Herrick was golfing at Little Rec with three friends when he passed away at the age of 78.
“You don’t find guys like him very often,” said Sam Breuklander, a lifelong friend of Herrick’s.
Herrick was born in 1941 and was a starting interior lineman on the Long Beach Poly CIF-SS champion football teams of the late 1950s, a remarkable feat for an undersized 5’8” player, even in those days. Herrick was more known as a baseball star, playing in the first-ever baseball game at Blair Field, and helping to lead Poly to the first Moore League baseball title in 1958.
After graduating from Poly, he played catcher at Long Beach City College and at Long Beach State, where he was the starting catcher for the 1964 Dirtbags, which won the program’s first conference championship and first NCAA Regional Finals berth.

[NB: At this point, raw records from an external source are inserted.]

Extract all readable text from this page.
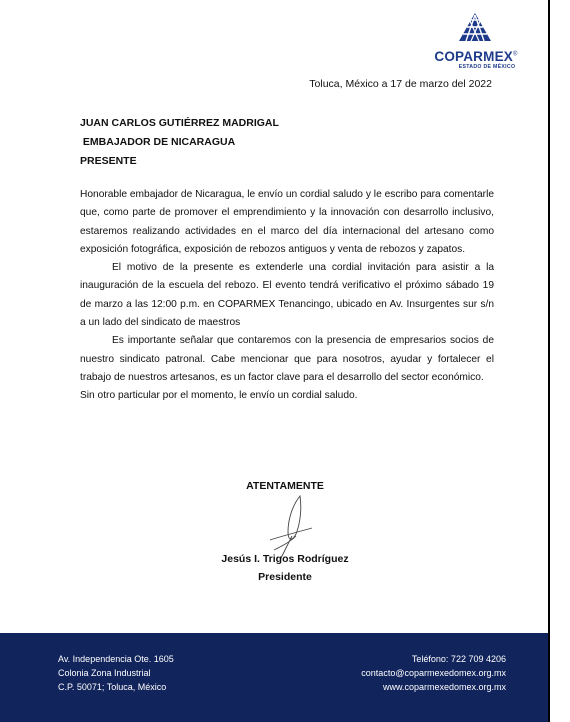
COPARMEX®
ESTADO DE MÉXICO
Toluca, México a 17 de marzo del 2022
JUAN CARLOS GUTIÉRREZ MADRIGAL
EMBAJADOR DE NICARAGUA
PRESENTE

Honorable embajador de Nicaragua, le envío un cordial saludo y le escribo para comentarle que, como parte de promover el emprendimiento y la innovación con desarrollo inclusivo, estaremos realizando actividades en el marco del día internacional del artesano como exposición fotográfica, exposición de rebozos antiguos y venta de rebozos y zapatos.

El motivo de la presente es extenderle una cordial invitación para asistir a la inauguración de la escuela del rebozo. El evento tendrá verificativo el próximo sábado 19 de marzo a las 12:00 p.m. en COPARMEX Tenancingo, ubicado en Av. Insurgentes sur s/n a un lado del sindicato de maestros

Es importante señalar que contaremos con la presencia de empresarios socios de nuestro sindicato patronal. Cabe mencionar que para nosotros, ayudar y fortalecer el trabajo de nuestros artesanos, es un factor clave para el desarrollo del sector económico.

Sin otro particular por el momento, le envío un cordial saludo.

ATENTAMENTE
Jesús I. Trigos Rodríguez
Presidente
Av. Independencia Ote. 1605
Colonia Zona Industrial
C.P. 50071; Toluca, México
Teléfono: 722 709 4206
contacto@coparmexedomex.org.mx
www.coparmexedomex.org.mx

His playing career didn’t end after college, as he was the starting catcher for the Long Beach Nitehawks, the professional fast-pitch softball team that won several national championships. Herrick was also the catcher for Eddie Feigner’s King in the Court team of four, a Harlem Globtetrotters-esque team that played across the country, including in several Major League ballparks.

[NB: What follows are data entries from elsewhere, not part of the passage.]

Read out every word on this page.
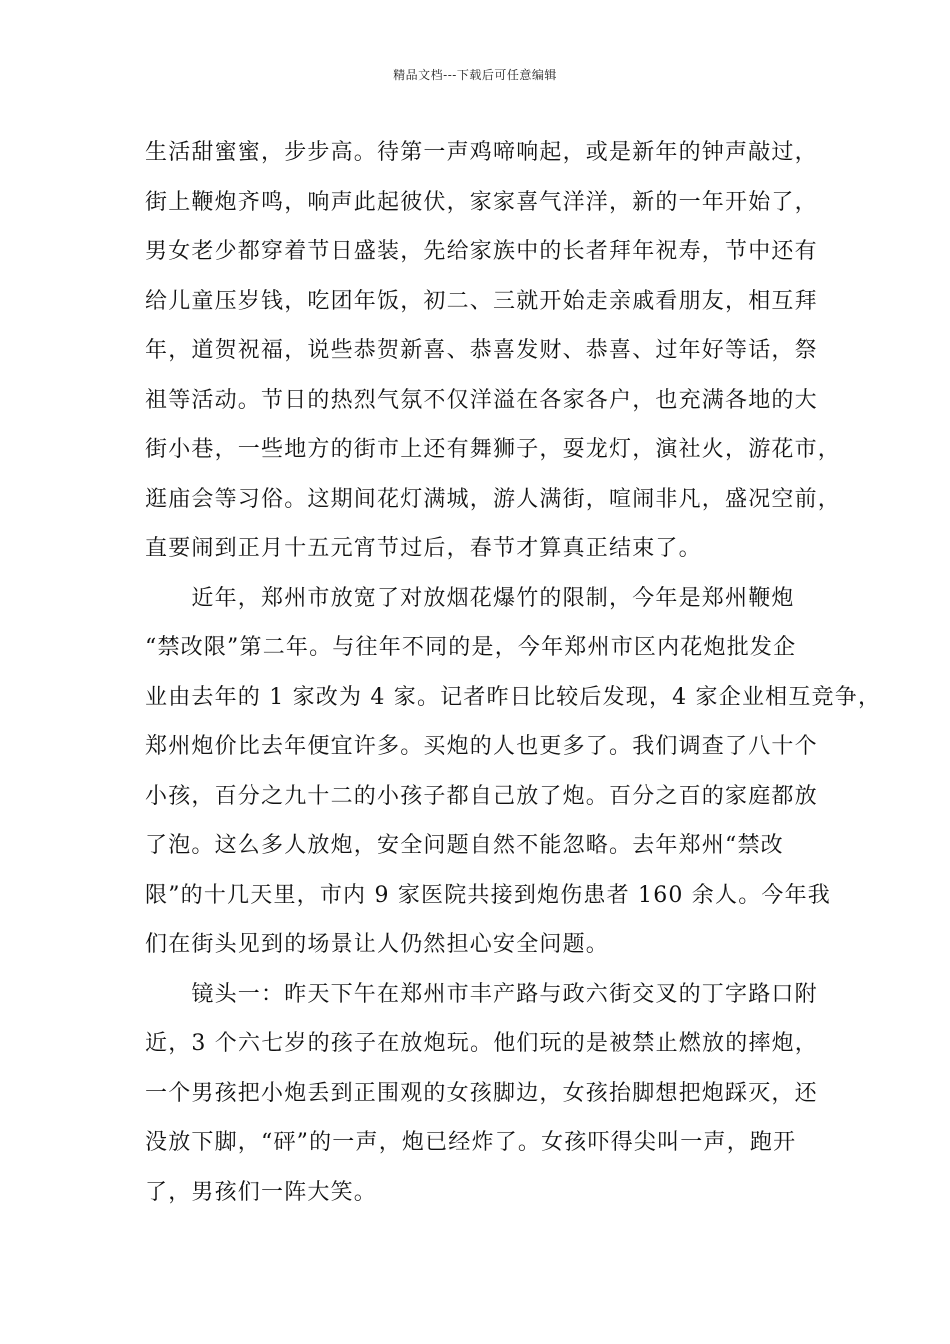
精品文档---下载后可任意编辑
生活甜蜜蜜，步步高。待第一声鸡啼响起，或是新年的钟声敲过，
街上鞭炮齐鸣，响声此起彼伏，家家喜气洋洋，新的一年开始了，
男女老少都穿着节日盛装，先给家族中的长者拜年祝寿，节中还有
给儿童压岁钱，吃团年饭，初二、三就开始走亲戚看朋友，相互拜
年，道贺祝福，说些恭贺新喜、恭喜发财、恭喜、过年好等话，祭
祖等活动。节日的热烈气氛不仅洋溢在各家各户，也充满各地的大
街小巷，一些地方的街市上还有舞狮子，耍龙灯，演社火，游花市，
逛庙会等习俗。这期间花灯满城，游人满街，喧闹非凡，盛况空前，
直要闹到正月十五元宵节过后，春节才算真正结束了。
　　近年，郑州市放宽了对放烟花爆竹的限制，今年是郑州鞭炮
“禁改限”第二年。与往年不同的是，今年郑州市区内花炮批发企
业由去年的 1 家改为 4 家。记者昨日比较后发现，4 家企业相互竞争，
郑州炮价比去年便宜许多。买炮的人也更多了。我们调查了八十个
小孩，百分之九十二的小孩子都自己放了炮。百分之百的家庭都放
了泡。这么多人放炮，安全问题自然不能忽略。去年郑州“禁改
限”的十几天里，市内 9 家医院共接到炮伤患者 160 余人。今年我
们在街头见到的场景让人仍然担心安全问题。
　　镜头一：昨天下午在郑州市丰产路与政六街交叉的丁字路口附
近，3 个六七岁的孩子在放炮玩。他们玩的是被禁止燃放的摔炮，
一个男孩把小炮丢到正围观的女孩脚边，女孩抬脚想把炮踩灭，还
没放下脚，“砰”的一声，炮已经炸了。女孩吓得尖叫一声，跑开
了，男孩们一阵大笑。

Nitehawks expert and Century Club stalwart Dan Gooch said that what separated Herrick from many other prominent athletes who had spent time with the club was how understated he was.
“He was the quietest guy in the world when it came to his own accomplishments,” said Gooch. “He never said boo about anything. But when Red Meirs or those guys would come in and see Jimmy, there eyes would light up. Because they knew him, they knew what he did.”

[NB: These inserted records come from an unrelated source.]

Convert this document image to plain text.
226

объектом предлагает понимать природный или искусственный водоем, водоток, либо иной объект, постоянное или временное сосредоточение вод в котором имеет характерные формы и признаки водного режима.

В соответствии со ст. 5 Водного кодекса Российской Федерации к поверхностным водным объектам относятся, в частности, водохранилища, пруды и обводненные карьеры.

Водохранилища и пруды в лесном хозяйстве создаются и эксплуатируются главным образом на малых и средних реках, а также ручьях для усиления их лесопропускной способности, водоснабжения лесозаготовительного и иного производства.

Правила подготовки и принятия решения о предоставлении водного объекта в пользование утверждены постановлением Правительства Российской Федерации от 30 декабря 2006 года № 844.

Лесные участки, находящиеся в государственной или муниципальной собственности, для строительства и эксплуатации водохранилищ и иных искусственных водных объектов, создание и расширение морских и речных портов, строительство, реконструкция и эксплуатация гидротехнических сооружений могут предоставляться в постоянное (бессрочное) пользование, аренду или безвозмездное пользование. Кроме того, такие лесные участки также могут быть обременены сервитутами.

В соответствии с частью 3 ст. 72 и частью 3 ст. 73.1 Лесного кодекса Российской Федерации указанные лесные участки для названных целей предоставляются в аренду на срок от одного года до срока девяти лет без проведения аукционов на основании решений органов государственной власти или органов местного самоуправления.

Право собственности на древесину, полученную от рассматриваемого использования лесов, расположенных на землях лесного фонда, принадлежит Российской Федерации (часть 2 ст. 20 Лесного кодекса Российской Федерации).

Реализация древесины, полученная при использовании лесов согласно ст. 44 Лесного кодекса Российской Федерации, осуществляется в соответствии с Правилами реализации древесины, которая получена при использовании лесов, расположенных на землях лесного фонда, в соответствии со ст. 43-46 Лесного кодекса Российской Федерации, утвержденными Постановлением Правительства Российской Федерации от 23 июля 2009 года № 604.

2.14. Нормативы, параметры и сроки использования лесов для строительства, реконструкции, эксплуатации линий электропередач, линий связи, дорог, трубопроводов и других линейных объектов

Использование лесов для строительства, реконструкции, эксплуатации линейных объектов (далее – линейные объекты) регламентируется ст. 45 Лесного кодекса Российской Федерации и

Herrick’s understated nature didn’t just mean that he didn’t bring up his own accomplishments–he also loved giving back to the community and highlighting the accomplishments of Long Beach’s youth. In 1987, he founded the Century Club’s high school sports award program with Bill Alexander, a program that Herrick was still volunteering to help organize this year, 33 banquets later. He’s also been Breuklander’s right hand man helping to organize the club’s Middle School Sports Banquet for the last 32 years as well.
“Any time you needed anything, he was always happy to do it to help recognize the kids,” said Breuklander. “That really meant a lot to him.”
Herrick is survived by his wife of 46 years, Joanne, and their son, Chris.
Herrick loved competing and played softball until late in his life, and had become an avid golfer in recent years. He was on the third hole at Little Rec when he had a heart attack.
“He hit the hell out of the ball and turned around smiling, the next guy goes to tee up and hears a noise, he was flat on the ground,” said Breuklander. “He was doing what he loved to do–they hadn’t been able to play for a few months and had been back out for three weeks when it happened.”
Breuklander said that in the last few weeks Herrick had stopped referring to him as his friend and started referring to him as his brother, and said that his wife said he’d been similarly sentimental with her.
“The last few weeks he’d been thanking her all the time for everything she did,” said Breuklander. “It was almost like he had a premonition or something, and he needed her to know that he appreciated her and he needed me to know we were brothers.”